Adelaide to Melbourne rail upgrade not cost effective

Operators using Adelaide to Melbourne route may be able to put fears of increased rail competition aside

By Rob McKay | June 25, 2010

Operators servicing the Adelaide to Melbourne route may be able to put fears of increased rail competition to rest if the final Adelaide Rail Freight Movements Study report is accepted.

The report, compiled by consultancy firm GHD for the federal transport department, concludes that even the cheapest upgrade - improving the tortuous existing rail path through the Adelaide Hills - is not cost effective.

GHD researchers found even the most productive of the five options studied would provide benefits of $190m over 30 years, compared with construction costs for the five of between $700m and $3.2bn each.

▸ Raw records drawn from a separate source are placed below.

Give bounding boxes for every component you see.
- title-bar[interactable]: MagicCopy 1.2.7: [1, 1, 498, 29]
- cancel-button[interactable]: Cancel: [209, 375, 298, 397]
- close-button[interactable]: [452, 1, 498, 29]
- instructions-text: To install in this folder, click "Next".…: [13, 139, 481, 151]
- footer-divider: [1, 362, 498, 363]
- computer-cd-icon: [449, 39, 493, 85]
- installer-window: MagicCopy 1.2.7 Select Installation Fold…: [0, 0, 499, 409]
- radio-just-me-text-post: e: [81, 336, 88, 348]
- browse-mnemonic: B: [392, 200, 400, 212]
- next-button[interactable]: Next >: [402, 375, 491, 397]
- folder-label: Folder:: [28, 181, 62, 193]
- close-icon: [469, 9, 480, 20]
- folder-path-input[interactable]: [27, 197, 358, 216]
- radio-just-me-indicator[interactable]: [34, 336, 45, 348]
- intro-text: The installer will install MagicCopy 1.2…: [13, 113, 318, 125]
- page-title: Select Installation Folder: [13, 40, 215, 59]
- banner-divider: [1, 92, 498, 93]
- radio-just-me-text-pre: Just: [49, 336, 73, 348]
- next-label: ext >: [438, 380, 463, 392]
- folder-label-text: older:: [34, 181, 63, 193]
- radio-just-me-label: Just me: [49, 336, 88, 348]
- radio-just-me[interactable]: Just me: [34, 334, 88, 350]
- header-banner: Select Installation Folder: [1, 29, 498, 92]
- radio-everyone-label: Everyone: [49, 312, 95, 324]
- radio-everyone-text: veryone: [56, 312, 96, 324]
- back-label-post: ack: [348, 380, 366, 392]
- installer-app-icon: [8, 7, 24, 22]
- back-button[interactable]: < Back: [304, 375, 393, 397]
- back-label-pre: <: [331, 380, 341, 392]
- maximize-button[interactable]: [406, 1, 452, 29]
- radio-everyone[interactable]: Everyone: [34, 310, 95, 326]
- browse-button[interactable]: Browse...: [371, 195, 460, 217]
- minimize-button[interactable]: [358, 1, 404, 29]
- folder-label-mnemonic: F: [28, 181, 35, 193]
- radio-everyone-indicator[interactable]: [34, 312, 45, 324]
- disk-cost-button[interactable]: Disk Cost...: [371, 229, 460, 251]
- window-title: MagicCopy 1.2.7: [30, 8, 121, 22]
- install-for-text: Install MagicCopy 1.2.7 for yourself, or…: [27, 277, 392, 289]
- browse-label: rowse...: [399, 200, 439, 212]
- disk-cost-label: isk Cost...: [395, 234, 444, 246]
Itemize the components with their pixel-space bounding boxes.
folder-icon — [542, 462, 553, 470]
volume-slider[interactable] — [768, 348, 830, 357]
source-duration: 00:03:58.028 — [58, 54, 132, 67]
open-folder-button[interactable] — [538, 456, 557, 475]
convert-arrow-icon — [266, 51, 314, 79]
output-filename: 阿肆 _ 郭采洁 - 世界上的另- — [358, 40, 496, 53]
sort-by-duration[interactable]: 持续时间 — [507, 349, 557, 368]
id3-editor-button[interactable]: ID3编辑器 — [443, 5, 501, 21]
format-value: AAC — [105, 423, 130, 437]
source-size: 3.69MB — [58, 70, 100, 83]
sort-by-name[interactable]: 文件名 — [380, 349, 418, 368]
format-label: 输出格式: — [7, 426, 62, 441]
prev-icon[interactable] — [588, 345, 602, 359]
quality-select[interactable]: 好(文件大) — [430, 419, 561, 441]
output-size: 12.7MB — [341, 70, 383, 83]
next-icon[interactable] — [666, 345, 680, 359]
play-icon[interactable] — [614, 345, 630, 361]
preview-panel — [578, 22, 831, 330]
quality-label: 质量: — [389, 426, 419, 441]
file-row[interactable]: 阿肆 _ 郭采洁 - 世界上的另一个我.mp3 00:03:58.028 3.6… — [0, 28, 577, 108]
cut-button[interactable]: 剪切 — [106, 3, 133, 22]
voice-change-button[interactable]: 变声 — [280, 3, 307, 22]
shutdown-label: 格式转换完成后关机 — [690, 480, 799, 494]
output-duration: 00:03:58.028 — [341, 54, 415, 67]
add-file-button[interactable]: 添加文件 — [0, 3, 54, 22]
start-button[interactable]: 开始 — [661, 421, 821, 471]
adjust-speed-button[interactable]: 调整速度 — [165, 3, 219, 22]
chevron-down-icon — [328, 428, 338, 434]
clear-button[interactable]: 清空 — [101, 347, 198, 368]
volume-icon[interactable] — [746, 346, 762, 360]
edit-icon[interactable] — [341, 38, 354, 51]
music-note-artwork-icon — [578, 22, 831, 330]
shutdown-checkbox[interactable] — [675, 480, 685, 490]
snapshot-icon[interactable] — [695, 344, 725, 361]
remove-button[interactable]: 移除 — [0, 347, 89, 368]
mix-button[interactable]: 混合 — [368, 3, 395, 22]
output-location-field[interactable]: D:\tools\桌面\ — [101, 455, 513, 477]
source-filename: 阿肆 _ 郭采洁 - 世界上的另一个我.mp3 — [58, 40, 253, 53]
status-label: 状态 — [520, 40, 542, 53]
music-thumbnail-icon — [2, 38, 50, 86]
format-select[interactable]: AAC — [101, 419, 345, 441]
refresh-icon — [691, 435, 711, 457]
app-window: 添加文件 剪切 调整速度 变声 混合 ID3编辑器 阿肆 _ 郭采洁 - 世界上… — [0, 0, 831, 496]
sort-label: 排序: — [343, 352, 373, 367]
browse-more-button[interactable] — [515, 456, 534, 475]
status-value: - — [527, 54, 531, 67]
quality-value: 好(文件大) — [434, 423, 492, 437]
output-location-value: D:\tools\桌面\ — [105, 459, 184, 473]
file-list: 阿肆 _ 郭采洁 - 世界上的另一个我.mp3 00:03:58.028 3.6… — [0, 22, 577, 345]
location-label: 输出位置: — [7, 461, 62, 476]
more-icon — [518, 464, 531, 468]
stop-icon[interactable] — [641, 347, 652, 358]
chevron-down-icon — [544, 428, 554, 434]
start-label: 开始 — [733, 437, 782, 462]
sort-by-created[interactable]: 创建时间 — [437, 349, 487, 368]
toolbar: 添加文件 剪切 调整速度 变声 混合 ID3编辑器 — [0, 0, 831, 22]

"While there are benefits flowing to rail track managers, train operators and the communities that surround the rail line, the size of these benefits is modest and the size of the capital outlay required to generate such benefits is large, particularly in the new alignment options," the report says.

The current alignment has a capacity of 10.7 million tonnes of freight a year, which is more than double the 4.8 million tonnes a year currently carried on the rail line.

However, steep grades and tight curves force trains to travel more slowly and to use 50 percent more locomotive power per tonne than on other interstate rail freight corridors, the report says.

They also restrict trains to a maximum of 3,500 tonnes gross.

The terrain of the Adelaide Hills causes greater locomotive and wagon wear and tear and higher maintenance costs than would be incurred with a straighter, flatter alignment.

Responses from the Australian Trucking Association and the Australasian Railway Association to the report were awaited at deadline today.